I saw these, and I am tempted (there's one with a Pocket Pod on ElBay), but then I'm pushing that $300+ range, and I'm not sure I should take something like that to Afghanistan.

Ray


----------



## wes225 (Apr 15, 2008)

ElRay said:


> I saw these, and I am tempted (there's one with a Pocket Pod on ElBay), but then I'm pushing that $300+ range, and I'm not sure I should take something like that to Afghanistan.
> 
> Ray


military allows for that stuff to go wit you? wow. thats sweet. anyways


----------



## ElRay (Apr 15, 2008)

wes225 said:


> military allows for that stuff to go wit you? wow. thats sweet. anyways


You get reasonable personal "stuff". Still, I don't want to push it. Also, FOB's are noisy places, there shouldn't be any problem within the wire; outside is another issue. It wouldn't leave my "bunk" area. All the same, that's why I'm leaning towards something small, and silent.

Ray


----------



## Zugster (Apr 15, 2008)

ElRay said:


> I saw these, and I am tempted (there's one with a Pocket Pod on ElBay), but then I'm pushing that $300+ range, and I'm not sure I should take something like that to Afghanistan.
> 
> Ray


 
Wow... didn't realize you'd be taking it there. Good luck to you.
I first saw the speedster at a GC and balked at the $350 tag. Later I saw one on Craigs List and got it for 1/2 price.

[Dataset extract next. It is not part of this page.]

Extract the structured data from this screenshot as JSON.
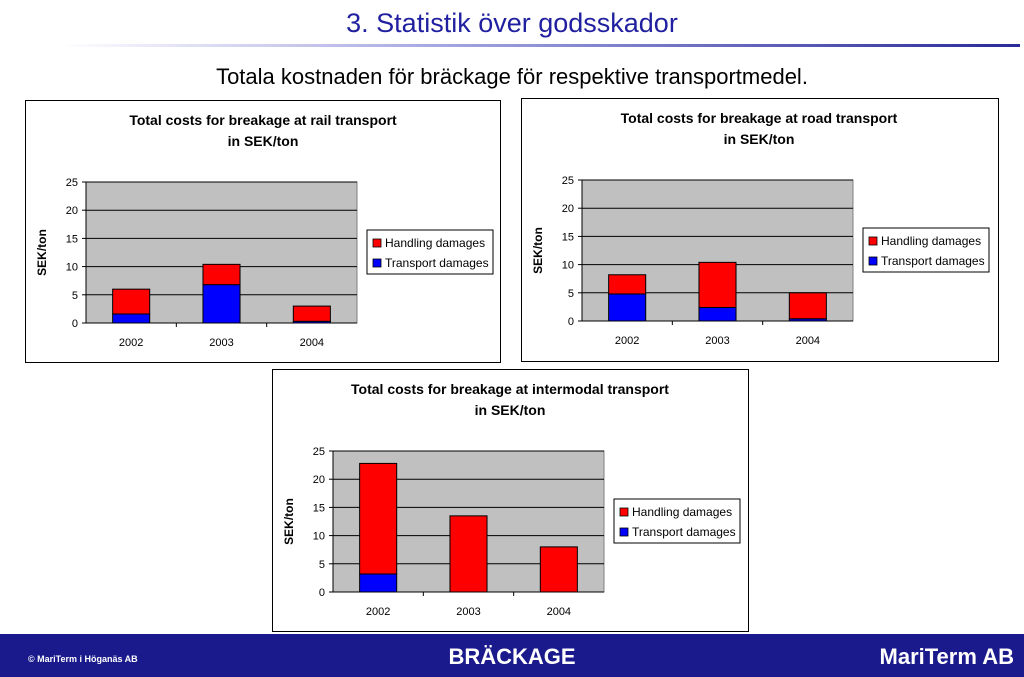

Edit: One other thing about these guitars... the tuner placement makes changing strings a real pain, and they are cheap crappy Ping tuning machines. I used some of the savings to put in a 3x3 set of Schaller locking tuners. They were a drop in replacement. It makes a huge difference.


----------



## ElRay (Apr 16, 2008)

Zugster said:


> One other thing about these guitars... the tuner placement makes changing strings a real pain, and they are cheap crappy Ping tuning machines. I used some of the savings to put in a 3x3 set of Schaller locking tuners. They were a drop in replacement. It makes a huge difference.


That's another reason I'm looking at the cheaper acoustic-like one. Unless I start pushing $800+ (at that price point, I'd rather have Mike or Sebastian make me a 28-5/8" 7-string), I expect a certain level of suck. So with the sub-$100 model, I'd be more willing to replace the tuners (if needed) and upgrade to a Tusq saddle.

That said, the idea of a LesStar and a Pocket Pod is still tempting.

Ray


----------



## ElRay (Apr 25, 2008)

Hey, if anybody is following this thread, I'm about to make a purchase. As much as I'd love something like the Traveler models, I just can't taking a $300+ guitar to Afghanistan for a year (If I did, I'd have gone the Sebastian/Sherman/I-Forgot-TheIllustrated's-Real-Name route.).

I'm leaning towards the "self contained" model (the 2nd one), because all I'd need would be headphones. But, getting something like the MiniStar and a PocketPod doesn't sound too shabby either. Any thoughts?

I'm also seeing Galveston and other mini-electrics. For some reason, the MiniStar seems to be a better guitar than these off-brands. Agreed?

Ray


----------